Goalkeeper Ryan Miller #39 of the United States is seen...

Goalkeeper Ryan Miller #39 of the United States is seen during the ice hockey men's preliminary game between Canada and the U.S. (February 21, 2010) Credit: Getty Images

The U.S. men's hockey team's architects and players loudly and gladly told anyone who would listen that the Americans were huge underdogs for a medal heading into the Olympics.

After last week's three-game sweep, capped by a stirring 5-3 win over Canada on Sunday, you can forget about that whole "Miracle on Ice II" story line.

"I don't think we're going to surprise anyone anymore," said Red Wings defenseman Brian Rafalski, Team USA's leading scorer with four goals and an assist.

So now it's the beginning of life as a favorite. Today's quarterfinal with Switzerland is no sure thing, even though the Americans beat the Swiss, 3-1, eight days ago in the Olympic opener. Of today's quarterfinal matchups, the United States' seems the easiest, well-earned after picking up the No. 1 seed; Canada, after defeating Germany last night, will face Russia Wednesday night, a meeting of the two best teams on paper coming into Vancouver.

U.S. general manager Brian Burke decided to start a new line of motivational techniques by telling reporters Monday that he wasn't thrilled by his team's play thus far; Burke was the one claiming that no one had bet a nickel on the U.S. team coming in, so maybe this trope will work, too.

"I think Burkie's trying to keep us where we need to be," Ryan Miller told reporters in Vancouver, "which is probably paranoid. Beating Canada wasn't the goal coming here.
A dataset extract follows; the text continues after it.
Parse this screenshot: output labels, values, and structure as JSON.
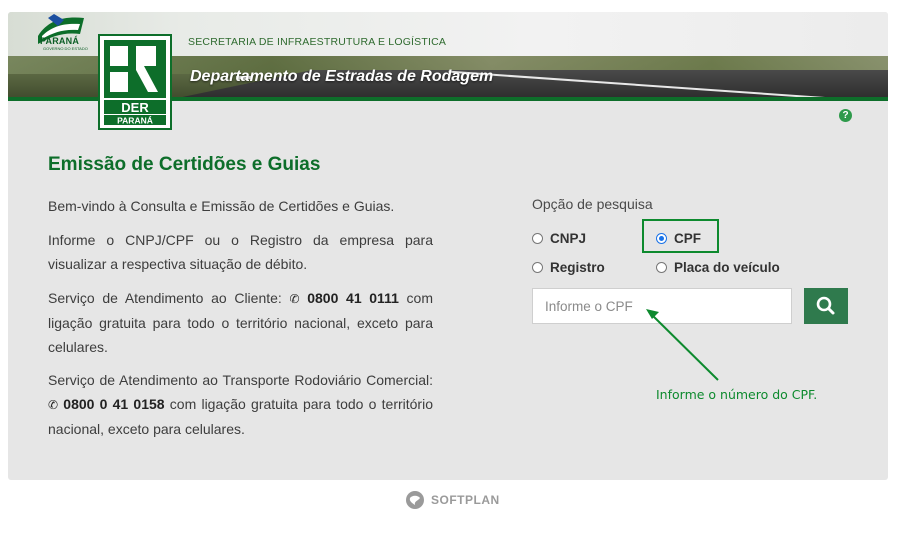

It was beating any team in our way."

It's the Swiss Wednesday, once again. Islanders defenseman Mark Streit and Ducks goaltender Jonas Hiller got their Swiss squad under Canada's skin by taking the host team to a shootout - little did the Canadian fans know that was just a small disappointment compared to what came next against the United States - but Switzerland struggled to down Norway in overtime, and squeaked by Belarus in a shootout in yesterday's qualification round.

The way the Americans are playing, with coach Ron Wilson having found some reliable forward lines and a top defensive pair with the 36-year-old Rafalski and Predators defenseman Ryan Suter, this game should not be a problem.

It will be one, though, if the Americans start believing the hype.

Patrick Kane noted that "it felt like we shut the whole city down" Sunday. This is still a young bunch, so it's up to the braintrust and the leaders such as Rafalski, Chris Drury, Jamie Langenbrunner and Miller to keep hammering away at the "we haven't won anything yet" theme.

An undefeated team has been bounced in the quarterfinals in each of the last two Olympics - Slovakia by Czech Republic in 2006 and Sweden by upstart Belarus in 2002 - so nothing is assured by winning through the preliminary round.

But the United States has the best goaltender in the tournament right now in Miller - Henrik Lundqvist still hasn't allowed a goal, but he hasn't had to be as great as Miller was against Canada - and that goes a long way toward giving everyone else confidence.

"People can start believing if we put in a solid effort [today] and a solid effort again after," Miller said.